Danforth is an applied mathematician interested in modeling a variety of physical, biological, and social phenomenon. He has applied principles of chaos theory to improve weather forecasts as a member of the Mathematics and Climate Research Network, and developed a real-time remote sensor of global happiness using messages from Twitter: the Hedonometer. Danforth co-runs the Computational Story Lab with Peter Dodds, and helps run UVM's reading group on complexity.
Laurent studies the interaction of structure and dynamics. His research involves network theory, statistical physics and nonlinear dynamics along with their applications in epidemiology, ecology, biology, and sociology. Recent projects include comparing complex networks of different nature, the coevolution of human behavior and infectious diseases, understanding the role of forest shape in determining stability of tropical forests, as well as the impact of echo chambers in political discussions.

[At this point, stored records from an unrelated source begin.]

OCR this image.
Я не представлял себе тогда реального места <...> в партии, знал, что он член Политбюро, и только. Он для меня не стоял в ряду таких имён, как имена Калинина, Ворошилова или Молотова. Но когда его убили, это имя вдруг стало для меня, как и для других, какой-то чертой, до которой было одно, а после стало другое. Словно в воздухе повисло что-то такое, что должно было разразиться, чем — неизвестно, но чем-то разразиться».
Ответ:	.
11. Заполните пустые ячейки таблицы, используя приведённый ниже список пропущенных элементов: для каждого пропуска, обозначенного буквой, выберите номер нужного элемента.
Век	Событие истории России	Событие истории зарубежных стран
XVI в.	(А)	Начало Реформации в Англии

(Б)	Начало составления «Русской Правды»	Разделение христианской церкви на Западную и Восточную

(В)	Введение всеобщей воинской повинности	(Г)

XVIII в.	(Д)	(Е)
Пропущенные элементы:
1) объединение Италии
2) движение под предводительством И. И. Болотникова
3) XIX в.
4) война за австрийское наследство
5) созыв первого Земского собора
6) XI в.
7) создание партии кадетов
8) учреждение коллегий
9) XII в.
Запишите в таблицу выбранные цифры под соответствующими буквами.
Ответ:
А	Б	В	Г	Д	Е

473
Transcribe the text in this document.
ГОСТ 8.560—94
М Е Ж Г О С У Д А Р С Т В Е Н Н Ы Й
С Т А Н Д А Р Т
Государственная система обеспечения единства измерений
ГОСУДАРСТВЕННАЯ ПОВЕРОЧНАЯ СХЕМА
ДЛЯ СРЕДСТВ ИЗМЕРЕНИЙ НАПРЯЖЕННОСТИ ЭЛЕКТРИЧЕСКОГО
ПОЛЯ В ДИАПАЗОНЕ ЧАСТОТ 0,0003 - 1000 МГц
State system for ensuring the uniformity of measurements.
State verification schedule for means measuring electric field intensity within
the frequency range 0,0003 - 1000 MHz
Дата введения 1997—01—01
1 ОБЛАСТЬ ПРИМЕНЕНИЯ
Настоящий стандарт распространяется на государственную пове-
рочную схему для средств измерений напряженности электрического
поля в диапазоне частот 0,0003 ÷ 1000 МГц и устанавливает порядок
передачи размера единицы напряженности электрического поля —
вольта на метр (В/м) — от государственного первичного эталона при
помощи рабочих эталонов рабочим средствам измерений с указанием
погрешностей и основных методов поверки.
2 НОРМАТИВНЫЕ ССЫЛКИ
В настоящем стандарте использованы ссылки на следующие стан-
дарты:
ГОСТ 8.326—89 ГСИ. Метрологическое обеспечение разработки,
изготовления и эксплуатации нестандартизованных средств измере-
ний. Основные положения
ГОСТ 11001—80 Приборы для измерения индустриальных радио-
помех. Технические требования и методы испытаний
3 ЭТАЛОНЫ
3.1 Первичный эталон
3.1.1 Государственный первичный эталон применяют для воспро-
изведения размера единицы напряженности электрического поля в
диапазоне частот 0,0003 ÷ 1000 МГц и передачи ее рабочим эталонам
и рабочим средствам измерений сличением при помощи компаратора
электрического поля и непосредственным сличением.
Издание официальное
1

Hines' work broadly focuses on finding ways to make electric energy more reliable, more affordable, with less environmental impact. Particular topics of interest include understanding the mechanisms by which small problems in the power grid become large blackouts, identifying and mitigating the stresses caused by large amounts of electric vehicle charging, and quantifying the impact of high penetrations of wind/solar on electricity systems.
Bagrow's interests include: Complex Networks (community detection, social modeling and human dynamics, statistical phenomena, graph similarity and isomorphism), Statistical Physics (non-equilibrium methods, phase transitions, percolation, interacting particle systems, spin glasses), and Optimization(glassy techniques such as simulated/quantum annealing, (non-gradient) minimization of noisy objective functions).